First, congratulations to Alicia. You are joining an exciting company where lots going on right now. My first question will be on 1077. If you provide any help on the timing for the results. Is that something that you can narrow down to a month? I know you said this quarter, if you are looking at August or September? Reason being, any potential to get in as a late breaker in fall conferences, obviously tying those investments in that decision.
Yes. So Michael, I think we are still very confident that we will have results in Q3. I think your point is a really good one that our goal is to have some data in place in time for some of the fall conferences and we are pursuing that to find even the late breaking opportunity at some of these upcoming conferences, so that's our current goal. I think from a granularity perspective, we are not going to give too much more on that, simply because, as you know, data takes times to crunch and our team is actively engaged with that with our outside advisers which is, in large part, why Bridget is not with us here today.

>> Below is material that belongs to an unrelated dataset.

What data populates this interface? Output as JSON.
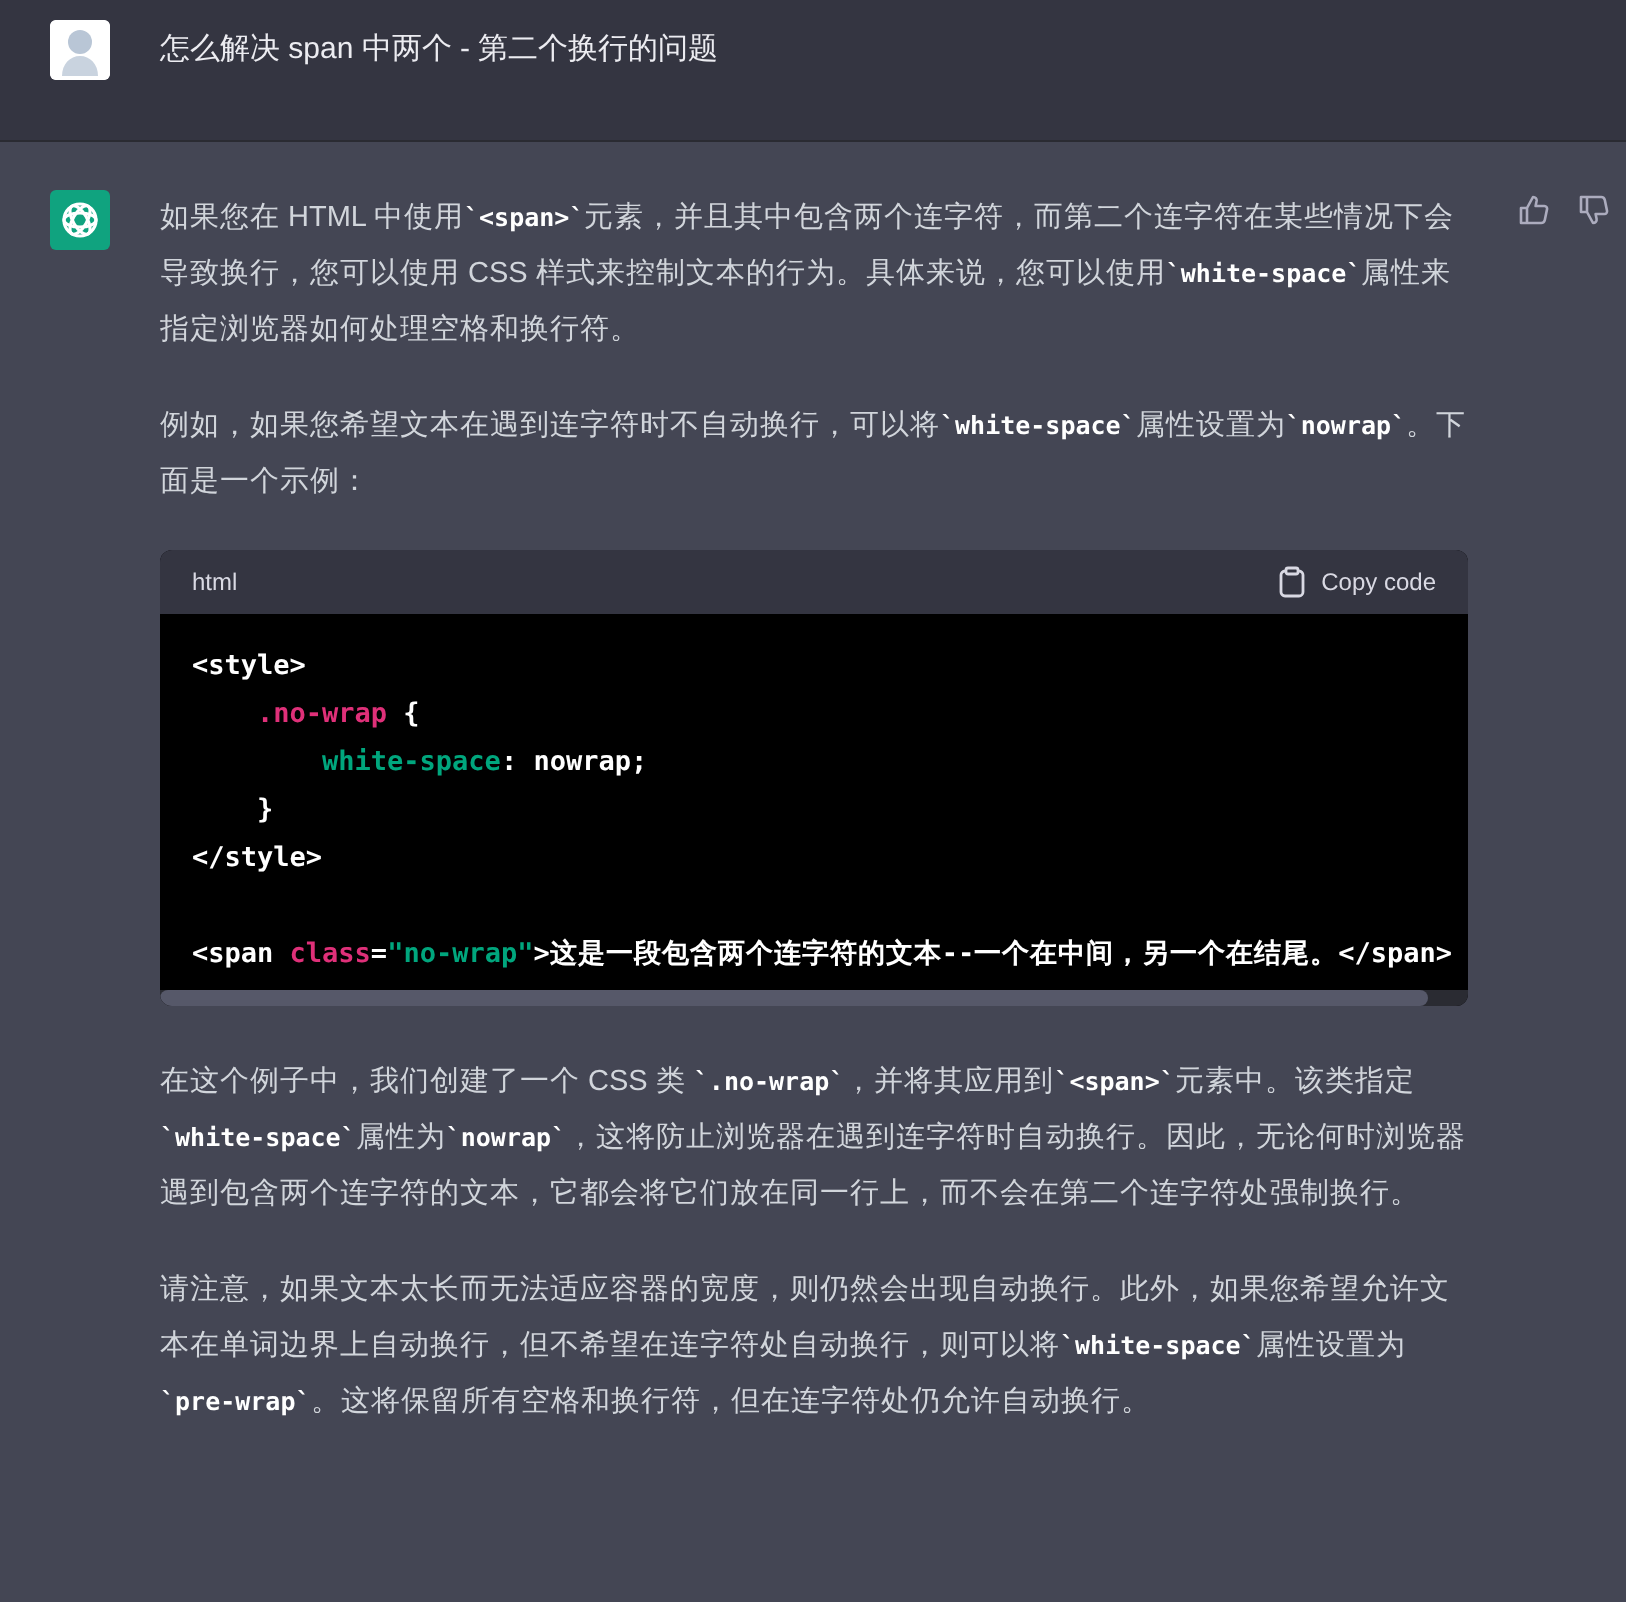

Understood. And then on your next steps, you have mentioned you are in a Phase 2 meeting with the FDA this year, start of a Phase 3 next year. I am assuming that's first half of next year for a start. If you can give us some insight into potential size of the trial and how much that may vary based on the Phase 2b results?
Yes. So Michael, I think we are going to wait until we have the end of Phase 2 meeting with FDA. Obviously we need to get the data first and we are all hopeful that it's positive. And once we have the end of Phase 2 meeting, obviously we are going to go in with the plan. I think I can say with some confidence that the study is going to be in the hundreds versus thousands of patients as we look at a Phase 3. But I think the timing and size and scope really we will be able to talk about that a little bit more clearly on the other side of the end of Phase 2 meeting.
Okay. And then moving on to 101, we are in a sheep study currently, when might that be wrapped up? And I assume the IND would be early 2017. Any potential size of that trial as well you can give us?
I am going to have Nikin talk broadly about the sheep study and then--
So the annual study, we have already initiated it. There's two parts of it, a pilot and a pivotal. And we are currently in the pilot phase. And once we have those results, which are eminent, we will move into the pivotal side of the animal models, which should be complete towards the end of this year, early Q1.
So there's two sheep studies. Is that what I am hearing?
Yes. They move from one to the other. But there are two sheep studies. One is a small pilot study just to get some initial data and then we move in to a larger animal study.
Right. Understood. The size of a Phase 3 in 101, can you give us some thoughts on that?
Yes. So Michael, I think once we get that sheep data, we will have a little bit better clarity on how many arms and what type of dosing and ranges will be required for the Phase 2 next year. So I think stay tuned for that and we will come back to you a little bit later this year on that. But again I think for that study as well, it's not in the thousands of patients either. I think the nice thing about our program is going back to the 505(b)(2) platform is that we are not looking at massive studies. We are looking at fairly reasonable, if I can use that term in a clinical study, but within hundreds of patients range versus thousands.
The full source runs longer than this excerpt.